1. I know there is (rather was) game called Fuel.
Fuel is not big. Fuel is 249.79 miles across.
http://static.giantbomb.com/uploads/original/3/30984/1366065-xju7q.jpg
by comparison:
Caveman v3.0 is 2500 miles across.
Airships! iv1.0 s 9030 miles across - from the Mississippi to the Urals, and from the Arctic to North Africa.
and SIMSpace v8.0 is a cube about 150 light years across.
all are procedurally generated.
But what about planet sized world?
Caveman is about the size of north america, but could easily be a big as i want. i'm not even paging the world map off of disk yet. everything is stored in ram, generated on the fly, and cached. its so fast there's not even time to display a "loading area..." or "generating area..." message. and that's single thread at 1.3Ghz clock speed.
What I have in mind is something slightly similar to Google earth data (may be even could extract data from there). Only instead of high res images, have either image based (displacement maps) or other type of data for basic terrain generation that then gets detailed out with procedural generation.
So what it would take?
not that big a deal, you use google map data as input to your terrain data conversion code. this spits out your "world map". you're not really generating anything yet, just turning google maps data into world map data. once that's done you can use procedural content generation to populate the world with whatever you want (cities, roads, buildings, people, etc). obviously a chunk based approach - most likely paging from disk - would be called for, given the vast amounts of data.
I would like to keep as much data as possible outside the gaming device.
you're going to need a hard drive, or a LOT of ram.
Also there would be incoming data after initial world is built - terraforming, buildings, vegetation etc (this as much procedurally generated as possible too).
its just more stuff. more of the same.
2. Which game engine would be suitable for something like this?
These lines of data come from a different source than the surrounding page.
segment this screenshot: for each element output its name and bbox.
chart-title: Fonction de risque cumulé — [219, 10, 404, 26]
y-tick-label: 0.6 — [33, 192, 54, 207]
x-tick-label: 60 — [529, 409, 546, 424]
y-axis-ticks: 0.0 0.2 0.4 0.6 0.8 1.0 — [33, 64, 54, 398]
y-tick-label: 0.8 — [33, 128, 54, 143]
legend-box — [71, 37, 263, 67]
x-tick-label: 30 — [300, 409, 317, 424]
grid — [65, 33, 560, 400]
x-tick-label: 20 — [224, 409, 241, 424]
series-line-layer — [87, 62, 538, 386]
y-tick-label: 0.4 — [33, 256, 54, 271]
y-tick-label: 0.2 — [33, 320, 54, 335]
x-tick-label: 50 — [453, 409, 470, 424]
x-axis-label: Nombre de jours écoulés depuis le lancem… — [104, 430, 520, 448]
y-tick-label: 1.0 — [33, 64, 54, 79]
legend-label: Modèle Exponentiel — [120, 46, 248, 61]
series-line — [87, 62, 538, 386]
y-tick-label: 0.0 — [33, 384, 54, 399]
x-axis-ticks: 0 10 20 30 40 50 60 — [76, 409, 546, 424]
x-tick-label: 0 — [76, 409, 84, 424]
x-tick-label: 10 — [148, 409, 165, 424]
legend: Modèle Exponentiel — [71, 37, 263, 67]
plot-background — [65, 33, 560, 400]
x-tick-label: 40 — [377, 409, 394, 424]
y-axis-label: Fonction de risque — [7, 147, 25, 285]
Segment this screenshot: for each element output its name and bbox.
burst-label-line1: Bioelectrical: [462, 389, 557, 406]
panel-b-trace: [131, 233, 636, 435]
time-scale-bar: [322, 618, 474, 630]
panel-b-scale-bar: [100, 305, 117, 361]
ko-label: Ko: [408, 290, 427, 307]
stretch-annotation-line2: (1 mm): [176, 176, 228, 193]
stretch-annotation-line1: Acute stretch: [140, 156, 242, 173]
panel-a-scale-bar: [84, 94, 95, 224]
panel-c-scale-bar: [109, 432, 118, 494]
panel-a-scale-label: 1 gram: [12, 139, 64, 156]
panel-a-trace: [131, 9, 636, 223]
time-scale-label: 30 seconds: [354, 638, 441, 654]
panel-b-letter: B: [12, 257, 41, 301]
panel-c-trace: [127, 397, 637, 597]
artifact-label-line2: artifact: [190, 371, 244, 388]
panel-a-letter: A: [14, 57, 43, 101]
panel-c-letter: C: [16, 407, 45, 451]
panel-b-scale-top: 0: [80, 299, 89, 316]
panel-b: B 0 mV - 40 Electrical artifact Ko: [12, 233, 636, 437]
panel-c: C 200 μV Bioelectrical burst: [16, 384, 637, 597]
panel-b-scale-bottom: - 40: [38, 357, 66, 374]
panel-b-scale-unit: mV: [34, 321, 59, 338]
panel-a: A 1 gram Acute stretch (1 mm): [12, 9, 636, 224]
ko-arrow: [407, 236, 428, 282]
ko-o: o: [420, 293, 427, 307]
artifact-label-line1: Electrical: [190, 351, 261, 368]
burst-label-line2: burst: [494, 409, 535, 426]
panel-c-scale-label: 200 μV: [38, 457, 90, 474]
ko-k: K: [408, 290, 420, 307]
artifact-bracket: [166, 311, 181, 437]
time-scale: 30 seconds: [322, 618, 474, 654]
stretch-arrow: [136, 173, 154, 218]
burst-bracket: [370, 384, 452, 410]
Existing ones can handle it or need new engine?
any engine with built in support for large game worlds. unreal supposedly has this. not sure if unity does it yet other engines may have it as well.
obviously, the terrain data conversion code and procedural content generation code specific to your title are your responsibility.
P.S. If possible I would like to keep this to technological side, for now. I know it isn't the smallest project idea. How to do it... will figure it out later. Probably Indiegogo.
on the contrary, assuming the google map data is available and in a relatively easy to use format, you add a google map file reader to a terrain gen engine, add unreal, add game specific procedural content generation, get them to all talk to each other, press the button, and out comes your game world, complete with object and actors. then you just have to code actor behavior. the real killer is the assets. you'll be procedurally generating ground meshes, and perhaps ground textures too. you will procedurally generate game objects, but they will still need assets (meshes, models, textures, sound effects, AI scripts, etc). and those assets must be made, bought or procedurally generated.
big worlds aren't lots of work. lots of assets are lots of work.